The stoat Mustela ermine is found in Europe and North America. It’s an athletic little predator in the weasel family, and in summer the fur on its back is a warm brown and its front is a creamy white. In cold climates its coat turns almost completely white all over in the winter, except for the tip of its tail, which remains black. With the arrival of spring, the stoat reverts to its summer colours. We know that there are hormonal effects that are required for this seasonal change in coat colour. It’s pretty reasonable to hypothesise that these influence the relevant expression of coat colour genes by methods which include epigenetic modifications to chromatin.

In mammals, there’s usually a clear genetic reason why males are males and females are females. A functional Y chromosome leads to the male phenotype. In lots of reptile species, including crocodiles and alligators, the two sexes are genetically identical. You can’t predict the sex of a crocodile from its chromosomes. The sex of a crocodile or an alligator depends on the temperature during critical stages in the development of the egg – the same blueprint can be used to create either a male or a female croc[291]. We know that hormonal signalling is involved in this process. There hasn’t been much investigation of whether or not epigenetic modifications play a role in establishing or stabilising the gender-specific patterns of gene expression, but it seems likely.

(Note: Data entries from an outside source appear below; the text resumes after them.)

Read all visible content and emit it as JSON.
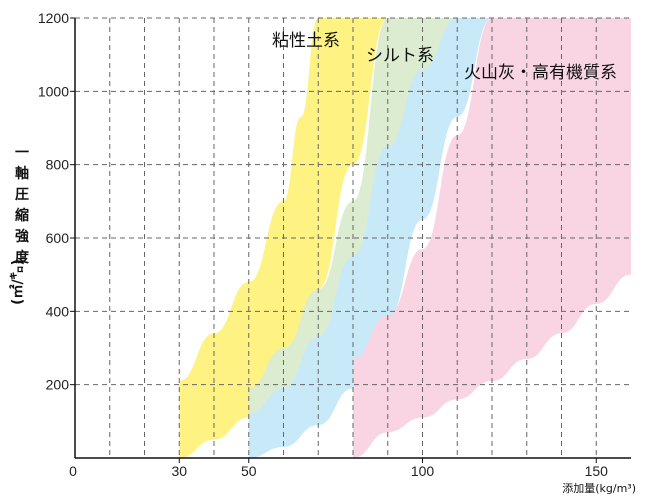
{
  "chart_data": {
    "type": "area",
    "xlabel": "添加量(kg/m³)",
    "ylabel": "一軸圧縮強度(㎡/㌔)",
    "xlim": [
      0,
      160
    ],
    "ylim": [
      0,
      1200
    ],
    "x_ticks": [
      {
        "value": 0,
        "label": "0"
      },
      {
        "value": 30,
        "label": "30"
      },
      {
        "value": 50,
        "label": "50"
      },
      {
        "value": 100,
        "label": "100"
      },
      {
        "value": 150,
        "label": "150"
      }
    ],
    "y_ticks": [
      {
        "value": 200,
        "label": "200"
      },
      {
        "value": 400,
        "label": "400"
      },
      {
        "value": 600,
        "label": "600"
      },
      {
        "value": 800,
        "label": "800"
      },
      {
        "value": 1000,
        "label": "1000"
      },
      {
        "value": 1200,
        "label": "1200"
      }
    ],
    "grid_x": [
      10,
      20,
      30,
      40,
      50,
      60,
      70,
      80,
      90,
      100,
      110,
      120,
      130,
      140,
      150
    ],
    "grid_y": [
      200,
      400,
      600,
      800,
      1000
    ],
    "series": [
      {
        "name": "粘性土系",
        "color": "#fdf282",
        "upper": [
          [
            30,
            210
          ],
          [
            40,
            340
          ],
          [
            50,
            480
          ],
          [
            60,
            700
          ],
          [
            65,
            930
          ],
          [
            70,
            1200
          ]
        ],
        "lower": [
          [
            30,
            0
          ],
          [
            40,
            50
          ],
          [
            50,
            110
          ],
          [
            60,
            230
          ],
          [
            70,
            460
          ],
          [
            80,
            800
          ],
          [
            90,
            1200
          ]
        ]
      },
      {
        "name": "シルト系",
        "color": "#dbecd0",
        "upper": [
          [
            50,
            190
          ],
          [
            60,
            300
          ],
          [
            70,
            460
          ],
          [
            80,
            700
          ],
          [
            90,
            1200
          ]
        ],
        "lower": [
          [
            50,
            0
          ],
          [
            60,
            80
          ],
          [
            70,
            170
          ],
          [
            80,
            330
          ],
          [
            90,
            570
          ],
          [
            100,
            900
          ],
          [
            110,
            1200
          ]
        ]
      },
      {
        "name": "",
        "color": "#c7e9f8",
        "upper": [
          [
            50,
            120
          ],
          [
            60,
            190
          ],
          [
            70,
            330
          ],
          [
            80,
            550
          ],
          [
            90,
            850
          ],
          [
            100,
            1060
          ],
          [
            110,
            1200
          ]
        ],
        "lower": [
          [
            50,
            0
          ],
          [
            60,
            30
          ],
          [
            70,
            90
          ],
          [
            80,
            190
          ],
          [
            90,
            380
          ],
          [
            100,
            650
          ],
          [
            110,
            930
          ],
          [
            120,
            1200
          ]
        ]
      },
      {
        "name": "火山灰・高有機質系",
        "color": "#f9d5e4",
        "upper": [
          [
            80,
            270
          ],
          [
            90,
            390
          ],
          [
            100,
            570
          ],
          [
            110,
            880
          ],
          [
            120,
            1200
          ]
        ],
        "lower": [
          [
            80,
            0
          ],
          [
            90,
            70
          ],
          [
            100,
            110
          ],
          [
            110,
            160
          ],
          [
            120,
            210
          ],
          [
            130,
            270
          ],
          [
            140,
            340
          ],
          [
            150,
            420
          ],
          [
            160,
            500
          ]
        ]
      }
    ]
  },
  "labels": {
    "clay": "粘性土系",
    "silt": "シルト系",
    "volcanic": "火山灰・高有機質系",
    "ylabel_line1": "一",
    "ylabel_line2": "軸",
    "ylabel_line3": "圧",
    "ylabel_line4": "縮",
    "ylabel_line5": "強",
    "ylabel_line6": "度",
    "ylabel_line7": "(㎡/㌔)",
    "xlabel": "添加量(kg/m³)"
  }
}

Understanding the mechanisms of sex determination in crocodiles and their relatives may become a rather important conservation issue in the near future. The global shift in temperatures due to climate change could have adverse consequences for these reptiles, if the populations become very skewed in favour of one sex over another. Some authors have even speculated that such an effect may have contributed to the extinction of the dinosaurs[292].

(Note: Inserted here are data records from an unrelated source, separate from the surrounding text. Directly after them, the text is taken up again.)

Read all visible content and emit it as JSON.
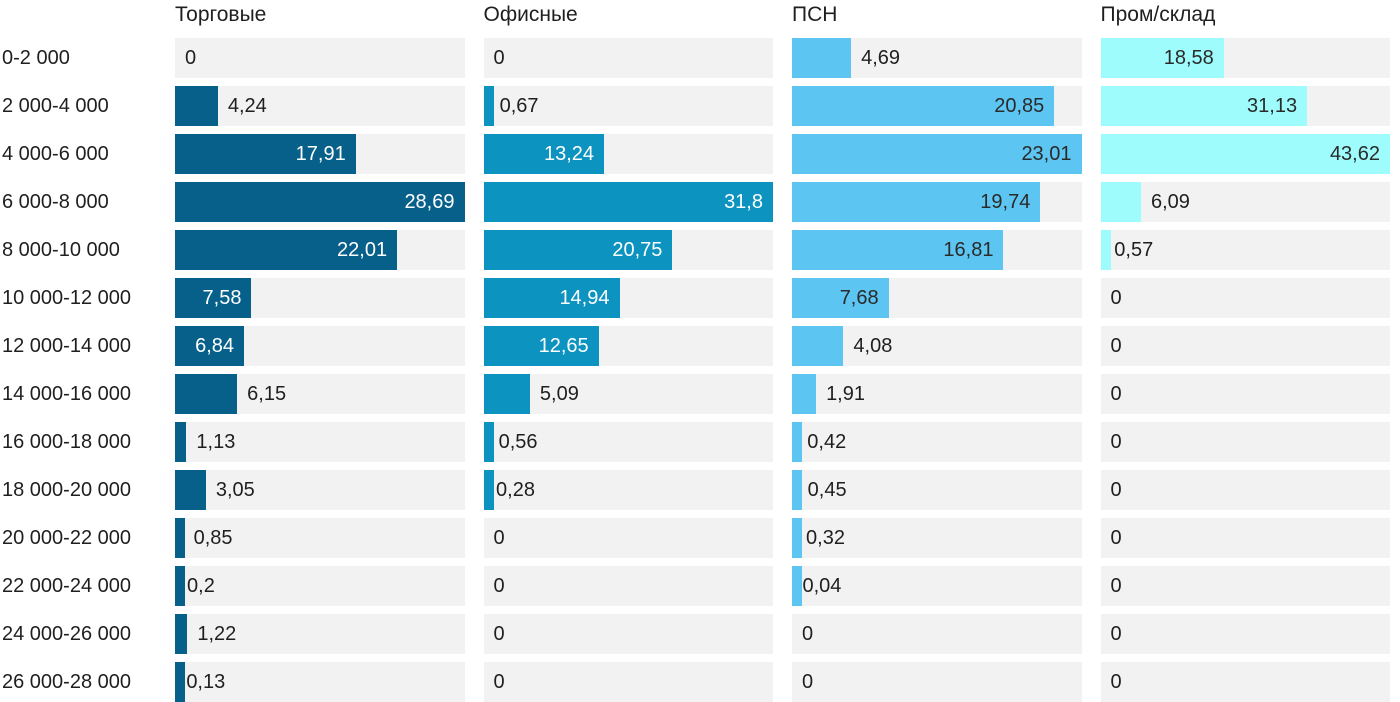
{
  "chart_data": {
    "type": "bar",
    "orientation": "horizontal",
    "legend_position": "column-headers",
    "grid": false,
    "axis_ticks": "none",
    "value_format": "decimal-comma",
    "scaling_note": "each column scaled independently to its own max value",
    "column_max": [
      28.69,
      31.8,
      23.01,
      43.62
    ],
    "track_color": "#f2f2f2",
    "text_color": "#1f1f1f",
    "categories": [
      "0-2 000",
      "2 000-4 000",
      "4 000-6 000",
      "6 000-8 000",
      "8 000-10 000",
      "10 000-12 000",
      "12 000-14 000",
      "14 000-16 000",
      "16 000-18 000",
      "18 000-20 000",
      "20 000-22 000",
      "22 000-24 000",
      "24 000-26 000",
      "26 000-28 000"
    ],
    "series": [
      {
        "name": "Торговые",
        "color": "#07608a",
        "inside_label_color": "#ffffff",
        "values": [
          0,
          4.24,
          17.91,
          28.69,
          22.01,
          7.58,
          6.84,
          6.15,
          1.13,
          3.05,
          0.85,
          0.2,
          1.22,
          0.13
        ],
        "labels": [
          "0",
          "4,24",
          "17,91",
          "28,69",
          "22,01",
          "7,58",
          "6,84",
          "6,15",
          "1,13",
          "3,05",
          "0,85",
          "0,2",
          "1,22",
          "0,13"
        ]
      },
      {
        "name": "Офисные",
        "color": "#0c93bf",
        "inside_label_color": "#ffffff",
        "values": [
          0,
          0.67,
          13.24,
          31.8,
          20.75,
          14.94,
          12.65,
          5.09,
          0.56,
          0.28,
          0,
          0,
          0,
          0
        ],
        "labels": [
          "0",
          "0,67",
          "13,24",
          "31,8",
          "20,75",
          "14,94",
          "12,65",
          "5,09",
          "0,56",
          "0,28",
          "0",
          "0",
          "0",
          "0"
        ]
      },
      {
        "name": "ПСН",
        "color": "#5cc5f2",
        "inside_label_color": "#2a2a2a",
        "values": [
          4.69,
          20.85,
          23.01,
          19.74,
          16.81,
          7.68,
          4.08,
          1.91,
          0.42,
          0.45,
          0.32,
          0.04,
          0,
          0
        ],
        "labels": [
          "4,69",
          "20,85",
          "23,01",
          "19,74",
          "16,81",
          "7,68",
          "4,08",
          "1,91",
          "0,42",
          "0,45",
          "0,32",
          "0,04",
          "0",
          "0"
        ]
      },
      {
        "name": "Пром/склад",
        "color": "#9efcfc",
        "inside_label_color": "#2a2a2a",
        "values": [
          18.58,
          31.13,
          43.62,
          6.09,
          0.57,
          0,
          0,
          0,
          0,
          0,
          0,
          0,
          0,
          0
        ],
        "labels": [
          "18,58",
          "31,13",
          "43,62",
          "6,09",
          "0,57",
          "0",
          "0",
          "0",
          "0",
          "0",
          "0",
          "0",
          "0",
          "0"
        ]
      }
    ]
  }
}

The ideas above are quite straightforward, easily testable hypotheses. We can generate a lot more like these by simple observation. It’s a lot riskier to make broad claims about what other more general developments we might expect to see in epigenetic research. The field is still young, and moving in all sorts of unexpected directions. But let’s render ourselves hostages to fortune, and make a few predictions anyway.

We’ll start with a fairly specific one. By 2016 at least one Nobel Prize for Physiology or Medicine will have been awarded to some leading workers in this field. The question is to whom, because there are plenty of worthy candidates.

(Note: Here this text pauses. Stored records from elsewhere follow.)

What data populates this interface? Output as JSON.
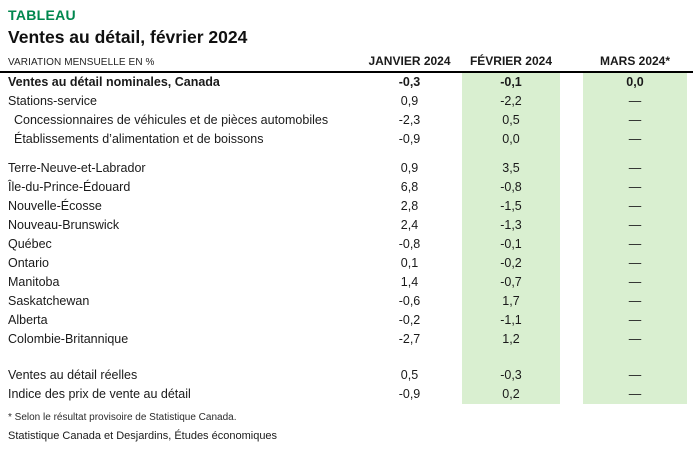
{
  "header": {
    "kicker": "TABLEAU"
  },
  "footnotes": {
    "note": "* Selon le résultat provisoire de Statistique Canada.",
    "source": "Statistique Canada et Desjardins, Études économiques"
  },
  "colors": {
    "brand_green": "#00874E",
    "band_green": "#D9EFD0",
    "header_rule": "#000000"
  },
  "chart_data": {
    "type": "table",
    "title": "Ventes au détail, février 2024",
    "unit_label": "VARIATION MENSUELLE EN %",
    "columns": [
      "JANVIER 2024",
      "FÉVRIER 2024",
      "MARS 2024*"
    ],
    "highlighted_columns": [
      "FÉVRIER 2024",
      "MARS 2024*"
    ],
    "rows": [
      {
        "label": "Ventes au détail nominales, Canada",
        "values": [
          "-0,3",
          "-0,1",
          "0,0"
        ]
      },
      {
        "label": "Stations-service",
        "values": [
          "0,9",
          "-2,2",
          "—"
        ]
      },
      {
        "label": "Concessionnaires de véhicules et de pièces automobiles",
        "values": [
          "-2,3",
          "0,5",
          "—"
        ]
      },
      {
        "label": "Établissements d’alimentation et de boissons",
        "values": [
          "-0,9",
          "0,0",
          "—"
        ]
      },
      {
        "label": "Terre-Neuve-et-Labrador",
        "values": [
          "0,9",
          "3,5",
          "—"
        ]
      },
      {
        "label": "Île-du-Prince-Édouard",
        "values": [
          "6,8",
          "-0,8",
          "—"
        ]
      },
      {
        "label": "Nouvelle-Écosse",
        "values": [
          "2,8",
          "-1,5",
          "—"
        ]
      },
      {
        "label": "Nouveau-Brunswick",
        "values": [
          "2,4",
          "-1,3",
          "—"
        ]
      },
      {
        "label": "Québec",
        "values": [
          "-0,8",
          "-0,1",
          "—"
        ]
      },
      {
        "label": "Ontario",
        "values": [
          "0,1",
          "-0,2",
          "—"
        ]
      },
      {
        "label": "Manitoba",
        "values": [
          "1,4",
          "-0,7",
          "—"
        ]
      },
      {
        "label": "Saskatchewan",
        "values": [
          "-0,6",
          "1,7",
          "—"
        ]
      },
      {
        "label": "Alberta",
        "values": [
          "-0,2",
          "-1,1",
          "—"
        ]
      },
      {
        "label": "Colombie-Britannique",
        "values": [
          "-2,7",
          "1,2",
          "—"
        ]
      },
      {
        "label": "Ventes au détail réelles",
        "values": [
          "0,5",
          "-0,3",
          "—"
        ]
      },
      {
        "label": "Indice des prix de vente au détail",
        "values": [
          "-0,9",
          "0,2",
          "—"
        ]
      }
    ]
  }
}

For many people in the field it’s extraordinary that this hasn’t yet been awarded to Mary Lyon for her remarkably prescient work on X inactivation. Although her key papers that laid the conceptual framework for X inactivation didn’t contain much original experimental data, this is also true of James Watson and Francis Crick’s original paper on the structure of DNA[293]. It’s always tempting to speculate the lack of a Nobel Prize might be down to gender, but that’s partly because of a myth that has grown up around Rosalind Franklin. She was the X-ray crystallographer whose data were essential for the development of the Watson-Crick model of DNA. When the Nobel Prize was awarded to Watson and Crick in 1962 it was also awarded to Rosalind Franklin’s lab head, Professor Maurice Wilkins from Kings College, London. But Rosalind Franklin didn’t miss out on the prize because she was a woman. She missed out because she had, tragically, died of ovarian cancer at the age of 37, and the Nobel Prize is never awarded posthumously.